Asu Maro

Asu Maro

amaro@milliyet.com.tr

Tüm Yazıları

Şu ara özellikle İstanbul’da oturan arkadaşlarımdan en sık duyduğum soru; “Sizin tarafta da hava bu kadar kirli mi?” Kadıköy’deki Şişli’dekine, Taksim’deki Bakırköy’dekine sorup duruyor... Ve evet, her tarafta durum aynı. Nefes alınmıyor, genziniz yanıyor, boğazınız tıkanıyor sokağa çıkınca. Her zamanki gibi değil vaziyet ki, insanlar fark ediyor.

Nitekim geçen hafta Milliyet’te Mert İnan’ın haberi yayınlandı, Çevre ve Şehircilik Bakanlığı bünyesinde bulunan Hava Kalitesi İzleme’nin yaptığı ölçümler, İstanbul’daki ‘partikül madde 10’ (PM10) değerlerinin olması gerekeni fersah fersah aştığını gösteriyordu. Uzmanlar diyor ki, “Günlük ortalama 50 mikrogram / metreküp oranını aşmamalı”, Esenyurt’ta bu oran 284, Kadıköy’de 247, Yenibosna’da 201...

Haberin Devamı

Neden artıyor partikül kirliliği? En çok ‘büyüme göstergesi’ sandığımız inşaatlar yüzünden. Sonuçları arasında da akciğer kanserinden kalp damar hastalıklarına, felç riskine kadar türlü çeşit bela var.

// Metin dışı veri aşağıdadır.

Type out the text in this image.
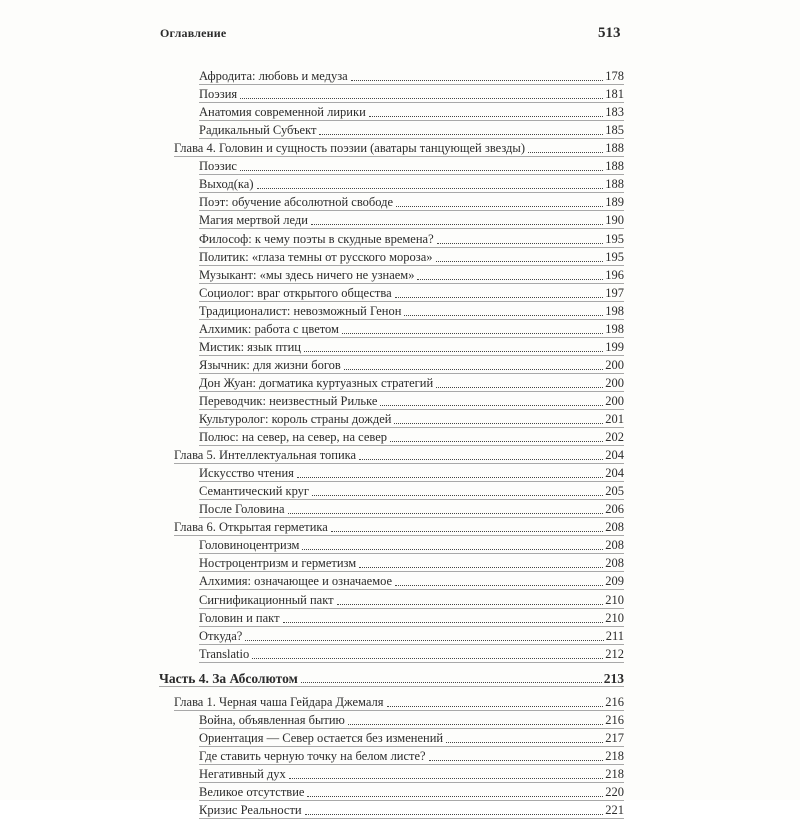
Оглавление	513
Афродита: любовь и медуза	178
Поэзия	181
Анатомия современной лирики	183
Радикальный Субъект	185
Глава 4. Головин и сущность поэзии (аватары танцующей звезды)	188
Поэзис	188
Выход(ка)	188
Поэт: обучение абсолютной свободе	189
Магия мертвой леди	190
Философ: к чему поэты в скудные времена?	195
Политик: «глаза темны от русского мороза»	195
Музыкант: «мы здесь ничего не узнаем»	196
Социолог: враг открытого общества	197
Традиционалист: невозможный Генон	198
Алхимик: работа с цветом	198
Мистик: язык птиц	199
Язычник: для жизни богов	200
Дон Жуан: догматика куртуазных стратегий	200
Переводчик: неизвестный Рильке	200
Культуролог: король страны дождей	201
Полюс: на север, на север, на север	202
Глава 5. Интеллектуальная топика	204
Искусство чтения	204
Семантический круг	205
После Головина	206
Глава 6. Открытая герметика	208
Головиноцентризм	208
Ностроцентризм и герметизм	208
Алхимия: означающее и означаемое	209
Сигнификационный пакт	210
Головин и пакт	210
Откуда?	211
Translatio	212
Часть 4. За Абсолютом	213
Глава 1. Черная чаша Гейдара Джемаля	216
Война, объявленная бытию	216
Ориентация — Север остается без изменений	217
Где ставить черную точку на белом листе?	218
Негативный дух	218
Великое отсутствие	220
Кризис Реальности	221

Bu arada NASA da bir dünya hava kirliliği haritası yayınladı ve İstanbul’da azot dioksit oranının 10 yılda yüzde 50 arttığını bildirdi.

Üstelik buna bile gerek var mıydı, zaten kendimiz bizzat soluyup görüyoruz durumu. Zaten aksi halde inanmayız biliyorsunuz. Daha geçen gün bindiğim taksinin şoförü “Küresel ısınma, küresel ısınma deyip duruyorlar” diyordu; “İnanmıyorum ben hani nerede?” Ne olması gerekiyor acaba ikna olması için, denize mi girelim aralık ayında?

Neyse, hava kirliliğine inanmak için yeterli veriye sahibiz; göz gözü görmüyor. Peki tam bu noktada Çevre ve Şehircilik Bakanlığı’nın yapması gereken, alıngan bir tavır takınıp “Spekülatif haberlere itibar etmeyin” demek midir?

Sanki birileri özellikle “Havanız kirli” diyerek bizim moralimizi bozmaya çalışıyor. Açıklama çok eğlenceli: “Hava kalitesi verileri takip edildiğinde görülecektir ki özellikle kış aylarında bazı zamanlarda, bazı illerde sorunlar yaşanıyor olmasına rağmen hava kirliliği sorunu insan sağlığını tehdit edecek boyutta değildir.”

Tamam o zaman. Tehditler ciddi boyuta gelene kadar bekleyelim, insanlar patır patır ölürse nefes darlığından, o zaman itibar edebiliriz.

Haberin Devamı

Tacize bahane uydurmayalım

Bence taciz - tecavüz ve kadın cinayetleri konusunda bir dönemeçteyiz ve bu sırada sesini duyurma imkanına sahip herkesin mümkünse sorumlu davranması gerekiyor. Misal, Nihat Doğan’san, Özgecan Aslan katledildikten sonra attığın o berbat tweet’i aylar sonra bir de savunmaya kalkmamalısın.

Ne yazmıştı hatırlayalım: “Siz de mini eteği giyip soyunup laik sistemin ahlaksızlaştırdığı sapıklar tarafından tacize uğrayınca da bas bas bağırmayacaksın.” Evet, ifade bulanık ama meali net. Nitekim kendisi de bugün “Yoruma açık değil, gayet net ifade etmişim” diyor ve tekrarlıyor: “Sokakta mini etek giyersen taciz ederler.”

Ama işte beğenmese de bas bas bağırmaya devam edeceğiz. İsteyen istediğini giyecek kardeşim, sokaktaki adamlar taciz etmemeyi, siz kenardan ahkam kesenler de tacize bahane bulmamayı öğreneceksiniz. ‘Anadolu çocukluğuna’ hele hiç sığınmayacaksınız.

“Nice din düşmanı sanatçıya tahammül etmişiz, bir ‘Anadolu çocuğu’na edemiyormuşuz”! Ne alakası var acaba? Sokakta kadınların orasına burasına, eteğine pantolonuna bakan, kendince ‘müsait’ bulduklarını rahatsız eden ya da kendi yapmasa da bunu haklı gören insan değil Anadolu çocuğu. Tacize kılıf uydurmayalım.